Missha pozostawia satynowe wykończenie i może rozczarować osoby, które spodziewają się całkowitego matu. Głównie dlatego, że w Azji matowe wykończenia nie są specjalnie lubiane i niewiele jest tam takich kosmetyków. Ja na krem nakładam jeszcze puder bambusowy albo ryżowy i wtedy jestem bardzo zadowolona z efektu. Mat jest, ale delikatny i satynowy, a nie płaski a'la "córka młynarza wpadła do wora z mąką".
Krycie jest na poziomie średnim. Na początku myslałam, że  jest świetne, dopóki nie porównałam Misshy z moim obecnym faworytem, Elemongiem, o którym w następnej notce.
Równie dobrze nakłada się ją palcami jak i lekko zwilżonym pędzlem typu flat top - każdy może dobrac odpowiedni i wygodniejszy dla siebie sposób aplikacji. Silniejsze przebarwienia i niespodzianki dodatkowo maskuję drugą, cieniutką warstwą Misshy, wklepywaną palcem, lub nakładaną pędzelkiem do korektora.
Mniejsze tubki (20ml) mają wygodny dziobek, przez który łatwo wycisnąc odpowiednią ilość kremu.
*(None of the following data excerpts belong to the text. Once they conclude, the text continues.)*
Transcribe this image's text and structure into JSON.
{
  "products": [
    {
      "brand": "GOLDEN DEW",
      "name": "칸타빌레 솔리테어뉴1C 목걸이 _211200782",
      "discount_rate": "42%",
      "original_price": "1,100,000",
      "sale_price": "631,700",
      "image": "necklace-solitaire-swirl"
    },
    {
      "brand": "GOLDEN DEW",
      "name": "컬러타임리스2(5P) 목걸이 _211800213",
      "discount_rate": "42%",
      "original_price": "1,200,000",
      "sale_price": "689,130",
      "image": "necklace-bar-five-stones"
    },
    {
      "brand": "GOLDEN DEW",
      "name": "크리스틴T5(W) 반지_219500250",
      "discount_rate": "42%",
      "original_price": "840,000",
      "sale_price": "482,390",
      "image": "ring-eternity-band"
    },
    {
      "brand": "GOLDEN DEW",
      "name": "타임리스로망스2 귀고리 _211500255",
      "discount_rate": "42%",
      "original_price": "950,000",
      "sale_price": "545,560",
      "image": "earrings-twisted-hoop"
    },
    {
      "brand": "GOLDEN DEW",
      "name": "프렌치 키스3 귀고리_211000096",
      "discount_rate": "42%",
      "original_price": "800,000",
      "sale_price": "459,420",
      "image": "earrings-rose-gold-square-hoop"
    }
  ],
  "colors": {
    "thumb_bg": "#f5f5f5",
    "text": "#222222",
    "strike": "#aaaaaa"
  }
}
Tubki 50ml zostały dodatkowo zaopatrzone w pompkę.

Wiem z lektury forum Wizażu, że niektóre dziewczyny mają problem z zapychaniem po stosowaniu Misshy, ale może to dotyczyć każdego innego kosmetyku - pamiętajmy, że żaden kosmetyk nie jest uniwersalny dla każdego rodzaju skóry.
Misshę oceniam na 4+ w szkolnej skali ocen i polecam ją wszystkim, którzy chcą zacząć przygodę z azjatyckimi kosmetykami bez rzucania się od razu na głęboką wodę.